Surely there was someone I could talk to about this. There was – but I would have to sign up to a premium service and pay $4.99 (£3.80) a month for the privilege of speaking to a human being. Instead, I contacted the company on Twitter. “This is normal and the emails cannot be restored,” a representative informed me. Yahoo then ignored all my desperate follow-up messages. I was ghosted by a web services provider.

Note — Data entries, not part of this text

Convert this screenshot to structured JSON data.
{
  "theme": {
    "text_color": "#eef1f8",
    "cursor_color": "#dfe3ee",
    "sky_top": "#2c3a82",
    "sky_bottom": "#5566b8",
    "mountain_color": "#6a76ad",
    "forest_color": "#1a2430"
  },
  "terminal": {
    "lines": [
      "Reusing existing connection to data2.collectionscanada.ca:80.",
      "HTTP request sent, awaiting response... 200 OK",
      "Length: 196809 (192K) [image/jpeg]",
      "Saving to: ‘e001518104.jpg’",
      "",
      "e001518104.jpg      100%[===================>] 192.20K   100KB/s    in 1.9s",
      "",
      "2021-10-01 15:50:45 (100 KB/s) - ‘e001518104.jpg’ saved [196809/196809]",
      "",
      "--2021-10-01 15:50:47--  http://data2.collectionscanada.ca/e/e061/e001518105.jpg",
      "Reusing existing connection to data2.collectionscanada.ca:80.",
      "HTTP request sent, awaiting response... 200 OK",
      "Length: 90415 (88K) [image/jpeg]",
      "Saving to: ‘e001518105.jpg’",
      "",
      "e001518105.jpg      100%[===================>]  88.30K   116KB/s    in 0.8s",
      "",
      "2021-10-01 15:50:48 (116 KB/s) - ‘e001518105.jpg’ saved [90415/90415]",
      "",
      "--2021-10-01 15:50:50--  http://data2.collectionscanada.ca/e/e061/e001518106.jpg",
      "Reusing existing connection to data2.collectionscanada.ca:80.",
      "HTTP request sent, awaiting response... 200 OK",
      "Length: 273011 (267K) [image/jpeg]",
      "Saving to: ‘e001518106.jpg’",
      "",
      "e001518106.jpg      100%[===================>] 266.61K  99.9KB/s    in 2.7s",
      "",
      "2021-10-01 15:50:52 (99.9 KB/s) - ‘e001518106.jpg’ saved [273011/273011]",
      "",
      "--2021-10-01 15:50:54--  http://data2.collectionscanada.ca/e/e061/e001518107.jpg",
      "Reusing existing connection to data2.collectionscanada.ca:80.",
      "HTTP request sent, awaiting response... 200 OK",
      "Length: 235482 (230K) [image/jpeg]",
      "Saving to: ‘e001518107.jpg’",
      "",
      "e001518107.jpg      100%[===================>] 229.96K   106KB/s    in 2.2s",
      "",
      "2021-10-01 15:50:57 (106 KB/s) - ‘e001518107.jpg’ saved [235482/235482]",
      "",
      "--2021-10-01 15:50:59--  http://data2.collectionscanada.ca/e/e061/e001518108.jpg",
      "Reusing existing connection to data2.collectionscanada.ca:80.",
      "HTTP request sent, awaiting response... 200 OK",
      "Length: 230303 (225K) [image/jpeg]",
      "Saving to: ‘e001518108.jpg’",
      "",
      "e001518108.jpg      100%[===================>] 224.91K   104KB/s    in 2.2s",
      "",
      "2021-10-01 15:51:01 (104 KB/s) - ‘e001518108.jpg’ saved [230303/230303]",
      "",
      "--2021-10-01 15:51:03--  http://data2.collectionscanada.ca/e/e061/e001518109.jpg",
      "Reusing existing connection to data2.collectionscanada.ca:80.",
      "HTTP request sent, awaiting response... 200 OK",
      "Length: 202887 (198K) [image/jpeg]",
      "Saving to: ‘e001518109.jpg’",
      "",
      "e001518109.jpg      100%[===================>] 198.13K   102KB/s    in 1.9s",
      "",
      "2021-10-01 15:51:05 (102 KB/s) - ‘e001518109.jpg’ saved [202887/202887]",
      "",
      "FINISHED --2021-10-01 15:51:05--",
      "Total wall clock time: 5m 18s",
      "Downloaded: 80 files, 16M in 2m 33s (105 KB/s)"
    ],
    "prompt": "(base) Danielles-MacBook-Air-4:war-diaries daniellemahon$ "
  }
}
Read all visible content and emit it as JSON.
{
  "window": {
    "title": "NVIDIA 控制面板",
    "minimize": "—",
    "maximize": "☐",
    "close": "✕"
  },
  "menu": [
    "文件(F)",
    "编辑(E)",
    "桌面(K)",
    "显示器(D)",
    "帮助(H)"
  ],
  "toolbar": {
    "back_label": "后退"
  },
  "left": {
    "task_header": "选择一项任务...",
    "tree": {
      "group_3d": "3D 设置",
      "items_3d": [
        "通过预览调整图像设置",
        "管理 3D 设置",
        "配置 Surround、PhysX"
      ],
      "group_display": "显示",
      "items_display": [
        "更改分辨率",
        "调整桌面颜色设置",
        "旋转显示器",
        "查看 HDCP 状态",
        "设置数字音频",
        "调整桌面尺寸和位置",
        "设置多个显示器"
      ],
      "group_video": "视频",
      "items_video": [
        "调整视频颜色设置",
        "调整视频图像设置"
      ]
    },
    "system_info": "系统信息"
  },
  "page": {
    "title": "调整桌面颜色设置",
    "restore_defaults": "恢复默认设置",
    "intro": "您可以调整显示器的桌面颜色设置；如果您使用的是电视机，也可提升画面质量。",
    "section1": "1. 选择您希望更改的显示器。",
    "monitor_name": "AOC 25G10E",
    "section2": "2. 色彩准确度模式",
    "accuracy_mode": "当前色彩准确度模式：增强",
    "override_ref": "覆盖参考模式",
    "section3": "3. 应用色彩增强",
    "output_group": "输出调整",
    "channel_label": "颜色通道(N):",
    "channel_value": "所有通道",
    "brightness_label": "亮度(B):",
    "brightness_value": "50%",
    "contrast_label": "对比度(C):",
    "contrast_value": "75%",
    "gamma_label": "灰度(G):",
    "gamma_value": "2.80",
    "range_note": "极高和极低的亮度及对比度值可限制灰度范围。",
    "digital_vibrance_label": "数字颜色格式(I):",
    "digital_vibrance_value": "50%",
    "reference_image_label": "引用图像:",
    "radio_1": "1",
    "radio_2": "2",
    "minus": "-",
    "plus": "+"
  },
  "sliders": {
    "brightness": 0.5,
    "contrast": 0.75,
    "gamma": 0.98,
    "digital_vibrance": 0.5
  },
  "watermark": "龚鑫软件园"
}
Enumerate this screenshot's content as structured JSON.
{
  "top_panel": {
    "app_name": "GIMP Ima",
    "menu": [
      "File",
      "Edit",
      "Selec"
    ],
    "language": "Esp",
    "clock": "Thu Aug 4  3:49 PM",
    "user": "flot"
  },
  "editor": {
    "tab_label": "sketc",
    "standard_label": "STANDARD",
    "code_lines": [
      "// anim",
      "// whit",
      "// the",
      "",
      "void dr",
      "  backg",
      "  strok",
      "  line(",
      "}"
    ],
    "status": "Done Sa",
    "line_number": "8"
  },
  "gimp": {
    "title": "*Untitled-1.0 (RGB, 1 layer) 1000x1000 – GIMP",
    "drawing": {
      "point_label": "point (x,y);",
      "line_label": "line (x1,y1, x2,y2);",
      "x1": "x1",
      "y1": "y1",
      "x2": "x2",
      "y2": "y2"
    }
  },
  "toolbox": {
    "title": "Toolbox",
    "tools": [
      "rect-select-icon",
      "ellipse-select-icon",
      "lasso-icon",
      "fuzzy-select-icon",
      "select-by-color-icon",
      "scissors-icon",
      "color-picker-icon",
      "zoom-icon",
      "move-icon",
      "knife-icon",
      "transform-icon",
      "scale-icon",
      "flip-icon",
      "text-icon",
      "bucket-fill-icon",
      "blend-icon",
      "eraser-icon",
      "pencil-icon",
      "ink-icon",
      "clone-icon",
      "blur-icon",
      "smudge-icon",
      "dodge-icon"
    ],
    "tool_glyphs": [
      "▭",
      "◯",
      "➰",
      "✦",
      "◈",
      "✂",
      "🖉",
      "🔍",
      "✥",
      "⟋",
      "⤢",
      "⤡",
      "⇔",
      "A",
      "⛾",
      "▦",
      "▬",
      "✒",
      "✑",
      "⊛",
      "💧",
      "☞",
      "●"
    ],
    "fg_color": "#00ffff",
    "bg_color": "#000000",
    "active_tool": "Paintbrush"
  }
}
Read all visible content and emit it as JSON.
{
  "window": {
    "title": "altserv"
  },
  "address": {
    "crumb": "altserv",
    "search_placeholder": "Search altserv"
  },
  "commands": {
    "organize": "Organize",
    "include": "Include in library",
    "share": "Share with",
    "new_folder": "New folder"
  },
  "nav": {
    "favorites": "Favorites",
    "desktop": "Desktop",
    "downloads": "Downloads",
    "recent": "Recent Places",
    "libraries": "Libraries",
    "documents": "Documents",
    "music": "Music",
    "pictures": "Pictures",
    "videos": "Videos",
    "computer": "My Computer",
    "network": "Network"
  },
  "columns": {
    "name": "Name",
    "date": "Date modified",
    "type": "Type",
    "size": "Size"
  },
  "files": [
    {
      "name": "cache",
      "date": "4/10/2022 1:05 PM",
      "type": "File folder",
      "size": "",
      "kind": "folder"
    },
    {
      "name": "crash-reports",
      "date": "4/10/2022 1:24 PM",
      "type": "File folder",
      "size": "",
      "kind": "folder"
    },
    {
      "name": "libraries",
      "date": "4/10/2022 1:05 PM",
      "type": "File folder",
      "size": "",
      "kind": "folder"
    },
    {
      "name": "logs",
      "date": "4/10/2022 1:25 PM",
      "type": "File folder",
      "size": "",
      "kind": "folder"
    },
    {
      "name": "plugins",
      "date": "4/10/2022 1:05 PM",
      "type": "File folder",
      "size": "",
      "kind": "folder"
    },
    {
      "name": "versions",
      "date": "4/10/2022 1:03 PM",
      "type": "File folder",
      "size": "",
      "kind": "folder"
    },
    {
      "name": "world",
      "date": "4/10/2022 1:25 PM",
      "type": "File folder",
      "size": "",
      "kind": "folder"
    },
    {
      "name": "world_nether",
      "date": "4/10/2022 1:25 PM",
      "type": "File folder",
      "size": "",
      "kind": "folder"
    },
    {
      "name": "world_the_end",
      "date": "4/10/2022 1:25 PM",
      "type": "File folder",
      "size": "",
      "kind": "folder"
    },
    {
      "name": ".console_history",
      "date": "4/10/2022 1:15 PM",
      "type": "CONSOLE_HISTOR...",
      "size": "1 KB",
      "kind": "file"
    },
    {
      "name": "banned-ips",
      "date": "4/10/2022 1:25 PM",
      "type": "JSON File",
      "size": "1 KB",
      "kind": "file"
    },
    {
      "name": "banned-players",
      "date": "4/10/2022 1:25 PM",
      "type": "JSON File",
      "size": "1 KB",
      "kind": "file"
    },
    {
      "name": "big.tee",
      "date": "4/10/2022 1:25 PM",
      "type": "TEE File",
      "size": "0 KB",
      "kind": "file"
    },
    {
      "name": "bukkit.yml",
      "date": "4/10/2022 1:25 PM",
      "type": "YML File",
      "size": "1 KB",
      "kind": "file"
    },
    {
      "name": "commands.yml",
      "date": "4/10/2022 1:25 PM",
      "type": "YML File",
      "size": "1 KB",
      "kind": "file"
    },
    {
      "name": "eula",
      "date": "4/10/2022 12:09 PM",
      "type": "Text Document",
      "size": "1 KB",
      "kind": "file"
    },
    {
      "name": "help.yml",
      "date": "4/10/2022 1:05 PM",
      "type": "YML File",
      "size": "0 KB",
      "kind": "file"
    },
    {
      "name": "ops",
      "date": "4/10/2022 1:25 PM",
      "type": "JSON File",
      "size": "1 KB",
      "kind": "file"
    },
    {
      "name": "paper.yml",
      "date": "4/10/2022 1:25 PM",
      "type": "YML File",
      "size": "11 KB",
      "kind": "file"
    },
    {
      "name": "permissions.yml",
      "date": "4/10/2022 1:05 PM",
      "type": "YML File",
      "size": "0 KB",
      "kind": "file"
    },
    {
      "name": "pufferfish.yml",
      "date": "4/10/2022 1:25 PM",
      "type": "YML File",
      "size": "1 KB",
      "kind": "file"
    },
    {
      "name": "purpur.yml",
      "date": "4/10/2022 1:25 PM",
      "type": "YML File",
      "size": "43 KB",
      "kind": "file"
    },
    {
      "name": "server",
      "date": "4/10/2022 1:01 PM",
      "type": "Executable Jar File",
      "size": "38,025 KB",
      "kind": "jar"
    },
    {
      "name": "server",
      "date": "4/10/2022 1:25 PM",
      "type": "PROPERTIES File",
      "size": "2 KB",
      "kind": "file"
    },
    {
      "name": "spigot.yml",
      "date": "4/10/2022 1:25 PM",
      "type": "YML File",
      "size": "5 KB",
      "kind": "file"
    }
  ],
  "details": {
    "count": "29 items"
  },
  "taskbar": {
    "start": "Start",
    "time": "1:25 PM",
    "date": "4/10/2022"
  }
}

I am not the only person who was blindsided by Yahoo’s clear-out; lots of people are in my position. We have only ourselves to blame, of course: we should have archived anything important; and we should not have trusted a company that styles its name with an exclamation mark. But that doesn’t make the perfunctory deletion of so much personal history any easier. On Twitter, one former Yahoo user noted that their erased inbox included emails from a loved one who had since died; someone else mourned the loss of their angsty teenage conversations.
The moral of this story is: “Back up your stuff.” Many of us treat the internet as if it is a big filing cabinet in the sky, but we forget that we do not have the master key. We forget that most of us have thoughtlessly agreed to terms and conditions that let companies do whatever they see fit with our personal information. Often, we give big tech carte blanche to mine, share and delete our data – and there is nothing we can do about it, because we have given our permission.
The digital economy has fundamentally changed the nature of ownership. Many of the digital things that we think we own are merely being rented: one policy change and our “possessions” become inaccessible or useless. Last year, for example, Microsoft closed its ebook store; all books bought through the service became unreadable. Earlier this year, the wireless speaker maker Sonos announced that it would no longer provide software updates for older equipment, including hardware sold as recently as 2015. This meant that some speakers would become unusable. After an outcry, Sonos backtracked. However, owners of several other internet-connected devices have had their smart products suddenly become dumb. In 2019, the US electronics retailer Best Buy discontinued its line of Insignia Connect products. It offered gift cards to the people who had purchased these gadgets, but not full refunds.
In the grand scheme of things, the loss of a decade’s worth of emails is not the biggest tragedy in the world. But it is a cautionary tale. It is a reminder of how little we own in the digital economy – not even own our memories.